- Episode no.: Season 1 Episode 5
- Directed by: Bryan Andrews; Genndy Tartakovsky;
- Written by: Bryan Andrews; Darrick Bachman; Genndy Tartakovsky;
- Original air date: October 2, 2019
- Running time: 22 minutes

Guest appearances
- Jon Olson as Krog and Shaman

Episode chronology
| ← Previous "Terror Under the Blood Moon" | Next → "Scent of Prey" |
- Primal season 1

= Rage of the Ape-Men =

"Rage of the Ape-Men" is the fifth episode of the American adult animated action-drama Primal, which aired on Adult Swim on October 12, 2019 as the mid-season finale of the series' first season.

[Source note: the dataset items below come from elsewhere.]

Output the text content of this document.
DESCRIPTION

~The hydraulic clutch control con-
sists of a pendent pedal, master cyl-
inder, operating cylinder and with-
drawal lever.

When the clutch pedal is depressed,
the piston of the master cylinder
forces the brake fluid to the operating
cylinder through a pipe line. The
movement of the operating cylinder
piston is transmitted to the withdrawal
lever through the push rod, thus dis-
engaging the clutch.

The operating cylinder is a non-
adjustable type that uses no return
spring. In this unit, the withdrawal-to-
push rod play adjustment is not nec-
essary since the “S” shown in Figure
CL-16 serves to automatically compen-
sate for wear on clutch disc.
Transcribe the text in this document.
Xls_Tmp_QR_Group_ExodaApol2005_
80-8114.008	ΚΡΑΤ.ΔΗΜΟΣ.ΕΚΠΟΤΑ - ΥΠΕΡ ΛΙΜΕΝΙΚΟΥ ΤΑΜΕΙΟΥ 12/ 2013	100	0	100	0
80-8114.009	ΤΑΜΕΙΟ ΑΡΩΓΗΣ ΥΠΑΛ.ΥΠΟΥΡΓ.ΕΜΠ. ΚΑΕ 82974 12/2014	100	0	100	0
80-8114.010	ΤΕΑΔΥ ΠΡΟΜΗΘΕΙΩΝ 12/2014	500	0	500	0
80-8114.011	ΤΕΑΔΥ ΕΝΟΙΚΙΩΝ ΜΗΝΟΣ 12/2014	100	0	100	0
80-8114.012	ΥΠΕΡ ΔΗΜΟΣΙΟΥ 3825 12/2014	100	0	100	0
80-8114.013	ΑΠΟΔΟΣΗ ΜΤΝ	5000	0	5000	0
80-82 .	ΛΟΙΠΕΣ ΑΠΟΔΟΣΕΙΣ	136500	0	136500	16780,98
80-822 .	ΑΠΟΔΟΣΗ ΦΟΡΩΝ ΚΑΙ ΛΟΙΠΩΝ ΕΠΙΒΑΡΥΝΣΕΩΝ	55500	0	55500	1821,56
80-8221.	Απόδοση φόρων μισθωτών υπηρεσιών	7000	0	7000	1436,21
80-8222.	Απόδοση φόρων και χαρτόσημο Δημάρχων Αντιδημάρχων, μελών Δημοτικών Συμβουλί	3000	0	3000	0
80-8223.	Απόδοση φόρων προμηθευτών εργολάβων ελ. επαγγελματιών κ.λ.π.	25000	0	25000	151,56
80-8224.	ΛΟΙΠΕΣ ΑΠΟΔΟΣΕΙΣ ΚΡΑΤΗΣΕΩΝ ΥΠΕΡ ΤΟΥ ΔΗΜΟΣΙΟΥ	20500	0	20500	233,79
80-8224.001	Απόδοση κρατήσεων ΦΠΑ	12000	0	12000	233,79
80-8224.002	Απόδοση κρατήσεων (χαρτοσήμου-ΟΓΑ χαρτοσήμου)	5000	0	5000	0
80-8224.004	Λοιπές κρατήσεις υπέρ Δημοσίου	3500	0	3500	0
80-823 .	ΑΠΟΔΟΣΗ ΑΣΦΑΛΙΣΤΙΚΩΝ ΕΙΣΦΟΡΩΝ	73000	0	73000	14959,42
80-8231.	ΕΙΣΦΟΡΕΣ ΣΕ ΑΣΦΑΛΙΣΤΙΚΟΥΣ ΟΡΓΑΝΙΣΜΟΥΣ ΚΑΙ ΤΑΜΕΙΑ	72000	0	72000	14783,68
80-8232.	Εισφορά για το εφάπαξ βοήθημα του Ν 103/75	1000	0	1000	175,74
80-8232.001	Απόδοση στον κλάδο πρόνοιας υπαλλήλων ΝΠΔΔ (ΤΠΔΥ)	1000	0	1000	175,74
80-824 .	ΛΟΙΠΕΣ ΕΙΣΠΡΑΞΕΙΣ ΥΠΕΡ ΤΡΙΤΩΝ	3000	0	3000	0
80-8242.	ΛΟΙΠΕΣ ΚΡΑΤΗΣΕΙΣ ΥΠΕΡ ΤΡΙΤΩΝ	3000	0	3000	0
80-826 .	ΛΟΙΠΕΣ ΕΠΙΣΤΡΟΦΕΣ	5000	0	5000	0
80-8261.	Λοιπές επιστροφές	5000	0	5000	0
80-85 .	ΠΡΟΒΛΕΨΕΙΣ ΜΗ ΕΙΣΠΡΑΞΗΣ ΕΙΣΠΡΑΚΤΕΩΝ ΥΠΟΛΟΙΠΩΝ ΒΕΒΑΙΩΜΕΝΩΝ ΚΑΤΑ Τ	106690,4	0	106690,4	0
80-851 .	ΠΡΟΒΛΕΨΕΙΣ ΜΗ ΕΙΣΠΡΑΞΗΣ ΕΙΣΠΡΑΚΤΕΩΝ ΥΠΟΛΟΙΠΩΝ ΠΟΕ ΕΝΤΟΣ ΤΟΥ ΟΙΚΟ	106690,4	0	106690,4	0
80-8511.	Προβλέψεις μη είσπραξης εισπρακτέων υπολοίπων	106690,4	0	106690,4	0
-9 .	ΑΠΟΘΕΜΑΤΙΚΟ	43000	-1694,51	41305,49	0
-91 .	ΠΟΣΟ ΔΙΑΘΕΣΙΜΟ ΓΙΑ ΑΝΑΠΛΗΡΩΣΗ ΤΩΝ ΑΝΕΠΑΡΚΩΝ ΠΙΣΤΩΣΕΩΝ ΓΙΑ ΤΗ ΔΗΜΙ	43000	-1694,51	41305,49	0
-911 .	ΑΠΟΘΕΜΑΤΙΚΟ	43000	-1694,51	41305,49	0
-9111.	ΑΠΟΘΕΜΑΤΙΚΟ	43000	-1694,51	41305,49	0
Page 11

Directed by Bryan Andrews and Genndy Tartakovsky and co-written by the two with Darrick Bachman, the episode follows Spear (Aaron LaPlante) and Fang (Joel Valentine) as they are captured by a vicious tribe of ape men who hold a brutal tournament to the death, which they are made to partake in.

The first episode of the series to feature supernatural elements, it received critical acclaim, and was followed by "Scent of Prey", (Note: While chronologically followed by "Scent of Prey", the later-season episode "Plague of Madness" would be released first after "Rage of the Ape-Men" for April Fool's Day 2020 before reairing within sequence later in the year.) releasing to home media on June 1, 2021.

==Plot==

Spear and Fang reach a seemingly peaceful oasis and relax before they are captured by a vicious tribe of ape-men that hold a brutal tournament to the death, with one of them eventually winning. After the gorilla-like gladiator Krog drinks an enhancement serum from the chimpanzee-like shaman, which mutates and enrages him, Fang is lowered into the arena for him to fight. Helplessly watching as Fang is beaten to near death, Spear breaks free from his bindings and drinks the rest of the serum, causing him to transform into a raging monster. After killing Krog, Spear proceeds to massacre the other ape-men overnight. When Spear eventually returns to normal, he runs to Fang's side as she lies motionless.

==Reception==
"Rage of the Ape-Men" received a universally positive critical reception.